The Lead
Somewhere in the immediate vicinity of New York City, Gary Bettman just woke up fully aroused.
For those that thought last night’s Columbus/Edmonton game was a delight to watch, kill a puppy if you have to in order to obtain a tape of tonight’s Calgary Flames/Nashville Predators game. In the New NHLiest game I maybe have ever seen in my life, Calgary won 7-6 in a game that featured a few breakaway goals, four power play goals, THREE shorties, a penalty shot, and nine goals in the last two periods alone.
At one point in the second period, Calgary led the game 5-0 and seemed to be ready to take this one in a laugher. The Flames had scored four goals on just 10 shots on Pekka Renne, well, Dan Ellis hasn’t really inspired much confidence of late either. But because the Flames got fat and happy on their five-goal lead, Nashville began to claw its way back in.
The Preds scored three times in the space of 5:25 to cut the Calgary lead to two, but a goal 60 seconds later from Daymond Langkow, who had another goal disallowed earlier in the period, put the Flames up three again. The teams went into the second intermission with Calgary up 6-3.
The third period was perhaps both teams’ worst 20 minutes of hockey all season. Jarome Iginla scored his second of the game on the power play just 38 seconds in to make it 7-3 and the game appeared to be out of reach, especially considering the Flames had allowed just seven third-period goals all year coming in (tied for second-best in the league). But the Flames tried to sit on it and fiddle around with the puck too much, and Nashville came roaring back. David Legwand scored at 5:26 but Calgary seemed to go into lockdown mode again until the final few minutes, when they got lazy, stupid and careless.
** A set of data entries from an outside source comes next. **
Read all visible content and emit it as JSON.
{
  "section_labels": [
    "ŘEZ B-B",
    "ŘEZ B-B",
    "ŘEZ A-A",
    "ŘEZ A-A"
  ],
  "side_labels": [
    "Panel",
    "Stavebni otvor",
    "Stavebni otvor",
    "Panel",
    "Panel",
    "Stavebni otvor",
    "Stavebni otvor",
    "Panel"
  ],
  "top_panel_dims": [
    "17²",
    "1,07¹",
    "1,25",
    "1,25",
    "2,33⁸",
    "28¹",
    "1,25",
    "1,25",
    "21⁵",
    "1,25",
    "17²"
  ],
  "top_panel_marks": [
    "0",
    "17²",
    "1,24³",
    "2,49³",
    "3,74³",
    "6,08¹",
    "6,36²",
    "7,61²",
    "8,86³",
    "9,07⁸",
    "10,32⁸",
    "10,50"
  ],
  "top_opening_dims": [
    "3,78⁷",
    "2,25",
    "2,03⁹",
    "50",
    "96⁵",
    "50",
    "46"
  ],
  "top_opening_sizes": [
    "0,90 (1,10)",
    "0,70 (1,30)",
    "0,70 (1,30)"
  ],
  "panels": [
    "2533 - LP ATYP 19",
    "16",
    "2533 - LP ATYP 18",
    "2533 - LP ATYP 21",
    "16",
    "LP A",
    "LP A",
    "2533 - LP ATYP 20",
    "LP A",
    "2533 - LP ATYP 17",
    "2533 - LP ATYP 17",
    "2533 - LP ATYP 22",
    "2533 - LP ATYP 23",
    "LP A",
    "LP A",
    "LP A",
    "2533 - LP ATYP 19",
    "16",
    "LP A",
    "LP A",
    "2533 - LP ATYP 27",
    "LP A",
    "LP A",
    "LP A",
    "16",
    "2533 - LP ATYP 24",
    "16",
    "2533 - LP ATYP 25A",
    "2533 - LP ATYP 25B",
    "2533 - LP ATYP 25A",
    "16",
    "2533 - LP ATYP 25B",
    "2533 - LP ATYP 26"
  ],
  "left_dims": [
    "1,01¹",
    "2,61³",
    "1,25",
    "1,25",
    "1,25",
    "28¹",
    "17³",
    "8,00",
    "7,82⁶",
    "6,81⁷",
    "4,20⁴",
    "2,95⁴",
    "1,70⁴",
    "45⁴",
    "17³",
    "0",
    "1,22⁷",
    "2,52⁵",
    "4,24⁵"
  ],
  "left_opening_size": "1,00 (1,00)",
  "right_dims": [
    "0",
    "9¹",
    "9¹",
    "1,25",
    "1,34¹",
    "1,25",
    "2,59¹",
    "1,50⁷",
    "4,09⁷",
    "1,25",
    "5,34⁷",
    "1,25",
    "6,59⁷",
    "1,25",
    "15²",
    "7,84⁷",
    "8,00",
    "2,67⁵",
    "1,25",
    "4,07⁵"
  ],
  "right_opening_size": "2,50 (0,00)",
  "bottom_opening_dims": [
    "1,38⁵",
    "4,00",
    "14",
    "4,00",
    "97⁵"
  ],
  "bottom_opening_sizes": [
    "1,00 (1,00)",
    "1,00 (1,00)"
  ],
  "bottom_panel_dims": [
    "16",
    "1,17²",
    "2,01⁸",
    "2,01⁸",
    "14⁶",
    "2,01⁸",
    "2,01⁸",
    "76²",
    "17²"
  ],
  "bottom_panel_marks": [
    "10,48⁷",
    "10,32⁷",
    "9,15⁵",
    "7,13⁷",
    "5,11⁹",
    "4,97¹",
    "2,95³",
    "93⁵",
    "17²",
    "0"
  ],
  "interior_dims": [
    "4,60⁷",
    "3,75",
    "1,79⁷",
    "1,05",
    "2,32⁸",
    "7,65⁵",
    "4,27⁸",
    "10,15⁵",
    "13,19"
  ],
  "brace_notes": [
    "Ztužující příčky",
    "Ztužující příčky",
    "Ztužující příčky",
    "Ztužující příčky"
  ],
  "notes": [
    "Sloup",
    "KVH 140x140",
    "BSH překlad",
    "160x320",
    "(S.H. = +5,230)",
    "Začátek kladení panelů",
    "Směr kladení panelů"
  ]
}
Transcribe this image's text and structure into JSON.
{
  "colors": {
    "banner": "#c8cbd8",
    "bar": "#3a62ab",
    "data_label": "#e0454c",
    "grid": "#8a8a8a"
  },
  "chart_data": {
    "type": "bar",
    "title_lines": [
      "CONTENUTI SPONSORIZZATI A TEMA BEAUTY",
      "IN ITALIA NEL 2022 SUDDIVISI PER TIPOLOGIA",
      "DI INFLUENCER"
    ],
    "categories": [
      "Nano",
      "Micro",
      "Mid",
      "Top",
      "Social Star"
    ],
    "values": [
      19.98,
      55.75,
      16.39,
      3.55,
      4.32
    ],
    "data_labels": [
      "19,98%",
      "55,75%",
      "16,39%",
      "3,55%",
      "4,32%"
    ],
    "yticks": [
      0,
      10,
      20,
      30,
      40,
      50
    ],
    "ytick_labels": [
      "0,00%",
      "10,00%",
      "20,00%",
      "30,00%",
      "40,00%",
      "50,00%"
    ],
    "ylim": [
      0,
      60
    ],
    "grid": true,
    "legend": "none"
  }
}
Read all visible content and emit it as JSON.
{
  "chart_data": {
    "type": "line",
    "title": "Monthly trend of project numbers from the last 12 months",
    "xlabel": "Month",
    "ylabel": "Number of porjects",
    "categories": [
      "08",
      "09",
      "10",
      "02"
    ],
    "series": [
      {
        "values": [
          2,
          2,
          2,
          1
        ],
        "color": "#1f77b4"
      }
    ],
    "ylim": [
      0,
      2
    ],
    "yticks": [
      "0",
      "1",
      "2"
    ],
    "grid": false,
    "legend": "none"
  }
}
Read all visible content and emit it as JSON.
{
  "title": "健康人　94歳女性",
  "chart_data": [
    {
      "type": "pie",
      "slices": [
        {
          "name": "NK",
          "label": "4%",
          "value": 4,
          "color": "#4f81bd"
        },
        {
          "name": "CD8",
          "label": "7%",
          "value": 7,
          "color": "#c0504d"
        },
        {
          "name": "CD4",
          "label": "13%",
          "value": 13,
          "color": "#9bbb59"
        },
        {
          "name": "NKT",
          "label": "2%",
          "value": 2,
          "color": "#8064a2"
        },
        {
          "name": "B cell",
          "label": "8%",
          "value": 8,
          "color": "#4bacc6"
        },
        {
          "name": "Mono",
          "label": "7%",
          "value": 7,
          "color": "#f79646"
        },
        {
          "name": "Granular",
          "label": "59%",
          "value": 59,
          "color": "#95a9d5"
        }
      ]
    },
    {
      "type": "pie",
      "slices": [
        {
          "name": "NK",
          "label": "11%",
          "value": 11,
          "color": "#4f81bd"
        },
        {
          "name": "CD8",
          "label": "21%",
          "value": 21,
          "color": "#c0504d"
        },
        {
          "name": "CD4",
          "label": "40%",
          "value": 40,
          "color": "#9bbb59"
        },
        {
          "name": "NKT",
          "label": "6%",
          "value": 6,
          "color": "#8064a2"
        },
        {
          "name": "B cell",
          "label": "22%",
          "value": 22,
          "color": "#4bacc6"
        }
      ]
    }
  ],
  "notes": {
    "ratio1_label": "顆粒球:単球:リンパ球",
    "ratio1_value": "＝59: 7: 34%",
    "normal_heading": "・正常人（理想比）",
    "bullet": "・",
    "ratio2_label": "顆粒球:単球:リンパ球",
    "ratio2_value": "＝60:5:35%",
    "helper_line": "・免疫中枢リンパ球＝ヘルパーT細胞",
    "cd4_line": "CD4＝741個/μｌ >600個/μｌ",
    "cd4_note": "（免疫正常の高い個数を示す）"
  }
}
The Flames allowed a shorthanded breakaway to Vernon goddamn Fiddler of all people and Adrian Aucoin felt it necessary to hook him for a clear penalty shot opportunity despite the fact that Fiddler had two strides on him at least and any hook would have been superficially helpful in stopping him at best. Fiddler, of course, buried his penalty shot, because why wouldn’t he? Shea Weber’s second goal of the game, which was also shorthanded, came with just 20 seconds left, and even after Nashville called a timeout, the Flames gave up another decent scoring opportunity.
Mike Keenan left the bench shaking his head, and it’s not hard to tell why. His team, which had already lost two in a row prior to tonight, couldn’t even nurse on a FIVE-GOAL LEAD through the remaining 40-odd minutes of a game that should have ended 9-2. Calgary missed too many empty nets (Iginla put it into the end boards on a breakaway and the third and fourth lines missed tap-ins) and gave too many second and third opportunities and good chances.
Put it this way, you NEVER want to have the final minute of a game you led 5-0 in the second period be a nailbiter. It just shouldn’t happen on any level. Nashville did a great job coming back to make it interesting, but Calgary did a better job letting them do it and nearly erased strong contributions from Iginla (2-2-4), Craig Conroy (2-1-3) and Todd Bertuzzi (0-3-3).
Weber keyed the Nashville comeback with his two goals, but both Martin Erat and David Legwand chipped in with 1-2-3 lines and Jason Arnott and Vernon Fiddler each had a goal and an assist.
In the goaltending gong show, the three goalies combined to allow 13 goals on 58 shots, with Miikka Kiprusoff stopping 23 of 29, Rinne making six saves on 10 shots in his one period of work, and Dan Ellis having the best night of the bunch with 16 saves on 19 shots. Yes, the runaway best goalie in the game had a save percentage of .842.
This game was a total mess from start to finish but hey scoring in the league is up this year so hooray for goals at the expense of legitimate hockey!